Yes, that would be an acceptable solution as well.

I think the SWG's goal is to try and avoid all new columns (from comment above and #230), so I'm not sure it can be done.

I do understand that dealing with optional core spec columns is annoying after personally experiencing it with the WKT extension (#254 & #255). It is tough trying to improve the spec while maintaining compatibility. One potential solution could be migration scripts, which is similar to how I have maintained operational databases in the past. It could preserve backwards compatibility in the same way you listed while also allowing maintained implementations to upgrade GeoPackages.

jyutzler commented 4 years ago

@fjlopez it is not legal to use ALTER TABLE ADD COLUMN to add a row with a primary key or unique constraint so a migration script would be needed either way. https://sqlite.org/lang_altertable.html

fjlopez commented 4 years ago

A change in the schema of a database always require a migration script even if the script only contains only one DDL statement. Migration scripts such as the included in the proposal of @bosborn https://github.com/opengeospatial/geopackage/issues/516#issue-605879696 are usual in the database world and there are tooling to support them (e.g. Flyway).

However, I understand your concern. SQL migration scripts are a headache for many users, specially users that are GIS end users.

I have a worry which is a bit off-topic but I would like to know your opinion as I think that it is very related to this. I start to believe that a root cause of the stiff opposition to schema evolution, even when the issues are clear, is the lack of a command line tool in our ecosystem able to automatise versions upgrades and other schema management issues, and really easy to use by the GIS community (similar to GDAL command line programs). E.g., a tool something like:

$ geopackage info test.gpkg 
Database: test.gpkg
Current version: GeoPackage 1.1.0
Extensions: Geometry Type Triggers
$ geopackage upgrade 1.3.0 test.gpkg
Validate migration
Extension Geometry Type Triggers not supported in 1.3.0
Upgrade cannot be performed, use upgrade  --force to upgrade and remove
$ geopackage upgrade --force 1.3.0 test.gpkg
Validate migration
Successfully migration to GeoPackage 1.3.0
$ geopackage info test.gpkg 
Database: test.gpkg
Current version: GeoPackage 1.3.0

Is there such a command line tool? I.e., something like the command line version of https://github.com/ngageoint/geopackage-java but with steroids.

jyutzler commented 4 years ago

@fjlopez There is just the Executable Test Suite which can be run on the command line. However, the ETS doesn't do a fraction of what we want it to do. It doesn't even support warnings at this time.

I don't have any answer for this. The software you are talking about will not fall from the sky or grow on trees. OGC does not have the resources to fund this development. Software organizations (you mention GDAL but there are others) have their own tools but they aren't vetted to be used in an official capacity.

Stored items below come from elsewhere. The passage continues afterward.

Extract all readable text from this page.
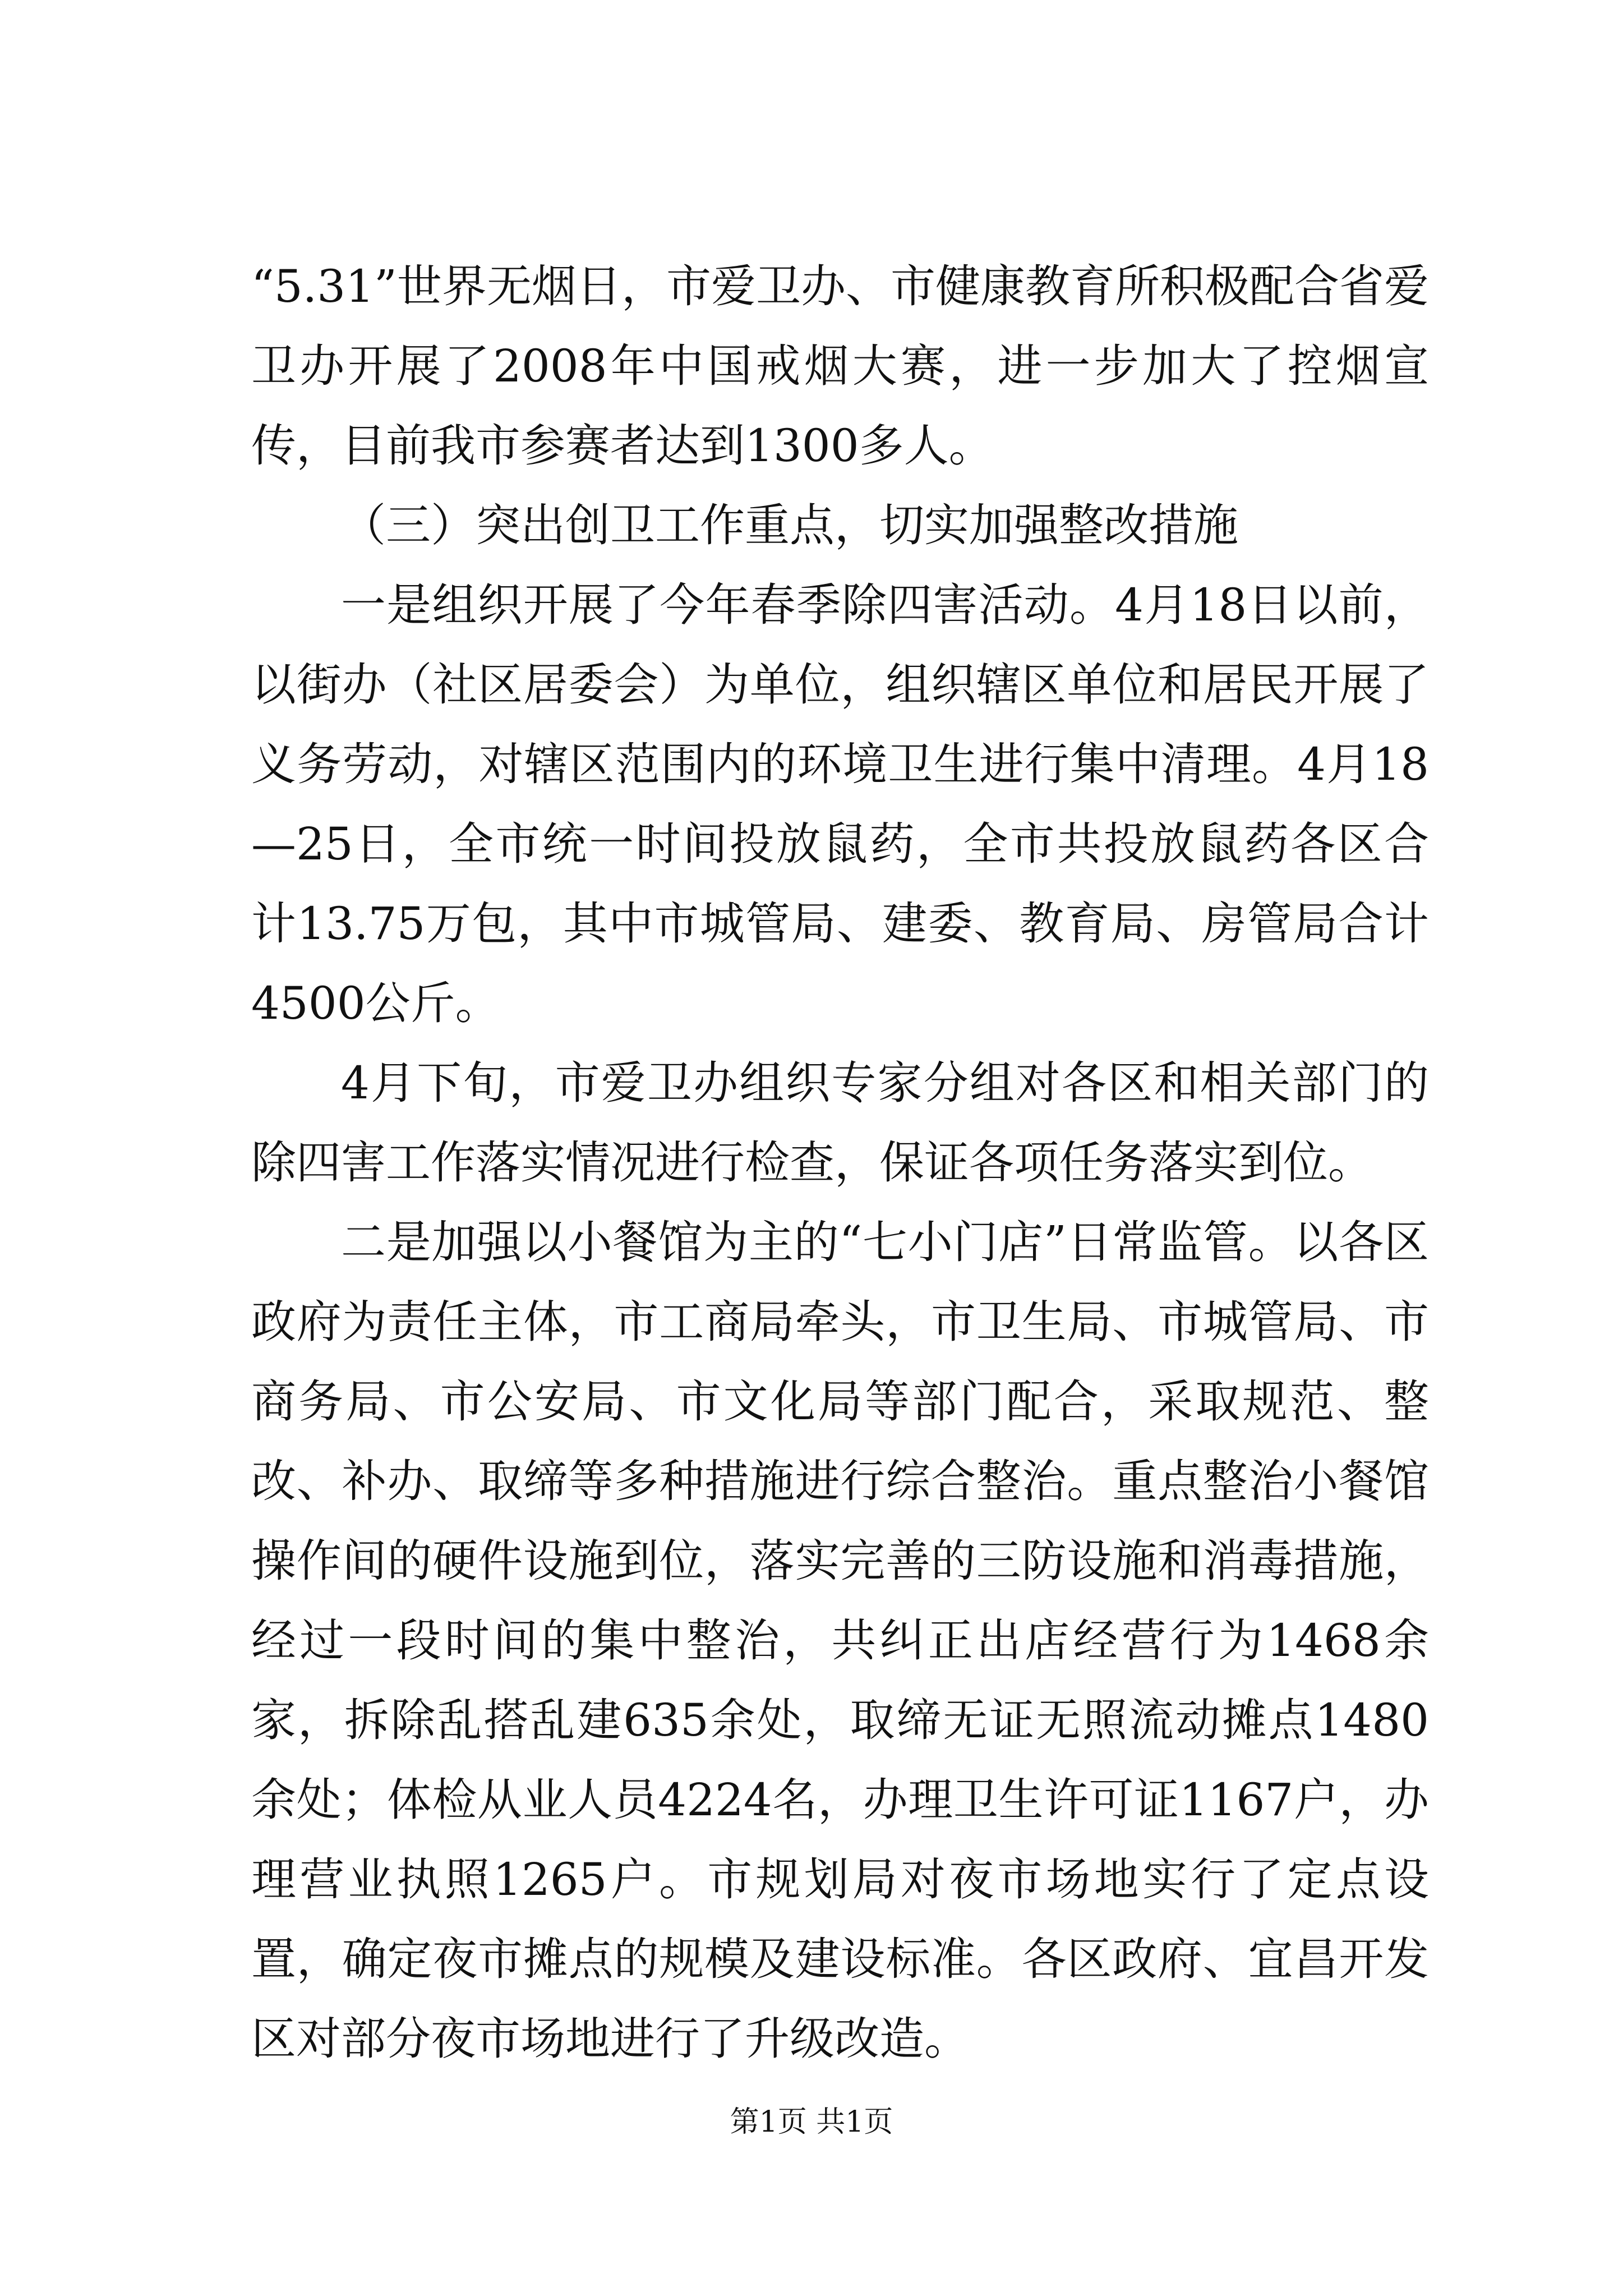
“5.31”世界无烟日，市爱卫办、市健康教育所积极配合省爱卫办开展了2008年中国戒烟大赛，进一步加大了控烟宣传，目前我市参赛者达到1300多人。

（三）突出创卫工作重点，切实加强整改措施

一是组织开展了今年春季除四害活动。4月18日以前，以街办（社区居委会）为单位，组织辖区单位和居民开展了义务劳动，对辖区范围内的环境卫生进行集中清理。4月18—25日，全市统一时间投放鼠药，全市共投放鼠药各区合计13.75万包，其中市城管局、建委、教育局、房管局合计4500公斤。

4月下旬，市爱卫办组织专家分组对各区和相关部门的除四害工作落实情况进行检查，保证各项任务落实到位。

二是加强以小餐馆为主的“七小门店”日常监管。以各区政府为责任主体，市工商局牵头，市卫生局、市城管局、市商务局、市公安局、市文化局等部门配合，采取规范、整改、补办、取缔等多种措施进行综合整治。重点整治小餐馆操作间的硬件设施到位，落实完善的三防设施和消毒措施，经过一段时间的集中整治，共纠正出店经营行为1468余家，拆除乱搭乱建635余处，取缔无证无照流动摊点1480余处；体检从业人员4224名，办理卫生许可证1167户，办理营业执照1265户。市规划局对夜市场地实行了定点设置，确定夜市摊点的规模及建设标准。各区政府、宜昌开发区对部分夜市场地进行了升级改造。

第1页 共1页
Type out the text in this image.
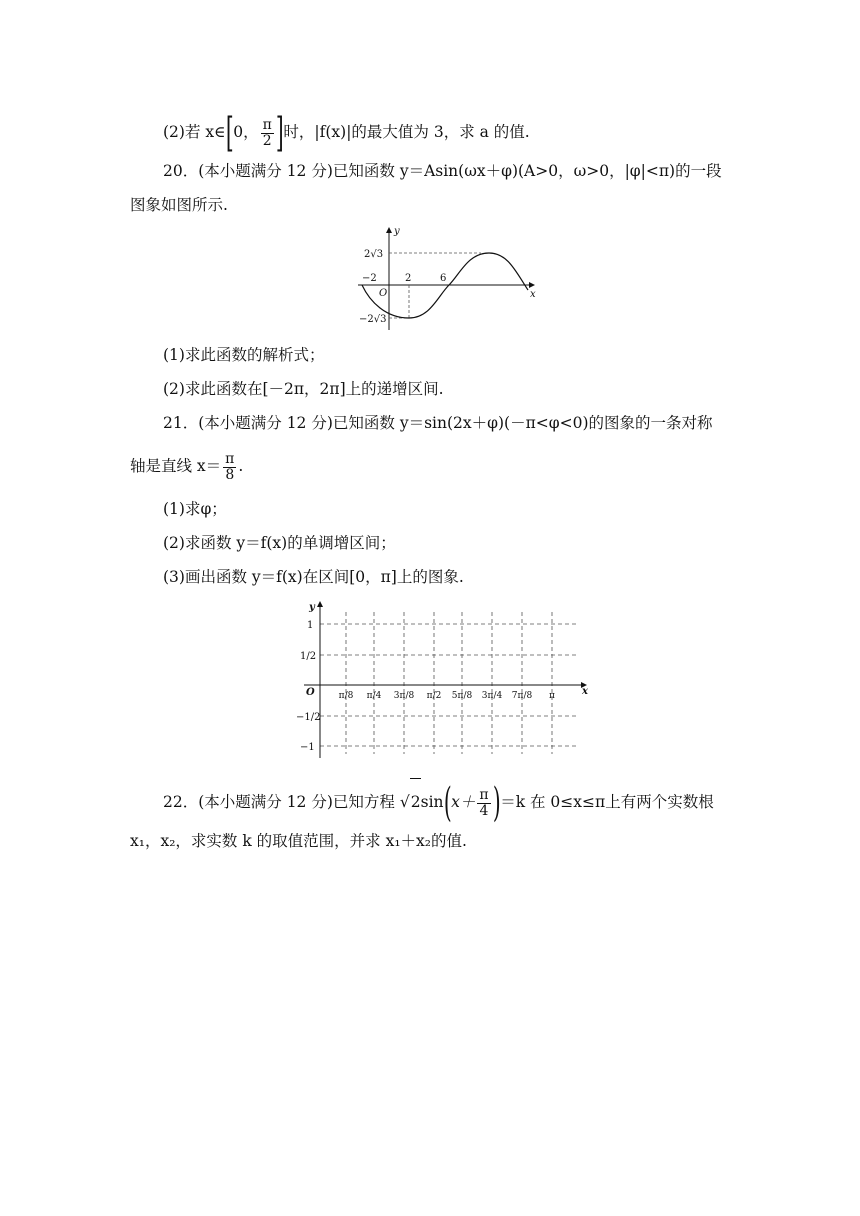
(2)若 x∈[0， $\frac{\pi}{2}$ ]时，|f(x)|的最大值为 3，求 a 的值.
20．(本小题满分 12 分)已知函数 y＝Asin(ωx＋φ)(A>0，ω>0，|φ|<π)的一段
图象如图所示.
y
x
O
2√3
−2√3
−2	2	6
(1)求此函数的解析式；
(2)求此函数在[－2π，2π]上的递增区间.
21．(本小题满分 12 分)已知函数 y＝sin(2x＋φ)(－π<φ<0)的图象的一条对称
轴是直线 $x= \frac{\pi}{8}$ .
(1)求φ；
(2)求函数 y＝f(x)的单调增区间；
(3)画出函数 y＝f(x)在区间[0，π]上的图象.
y
x
O
1
1/2
−1/2
−1
π/8 π/4 3π/8 π/2 5π/8 3π/4 7π/8 π
22．(本小题满分 12 分)已知方程 $√2\sin(x+ \frac{\pi}{4} )=k$ 在 0≤x≤π上有两个实数根
x₁，x₂，求实数 k 的取值范围，并求 x₁＋x₂的值.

I don't see this changing unless a deep-pocketed organization decides it is necessary.

Regarding migration script, what I meant is that it would require a script to rename the table, create the new table, and copy the data over, not just add a new column with a single line like you could in most RDBMSs.

jyutzler commented 3 years ago

Tagging this as Tile Matrix Set because the shadow view approach will be considered as part of the TMS support development as shadow views will be required to handle the other aspects of that extension.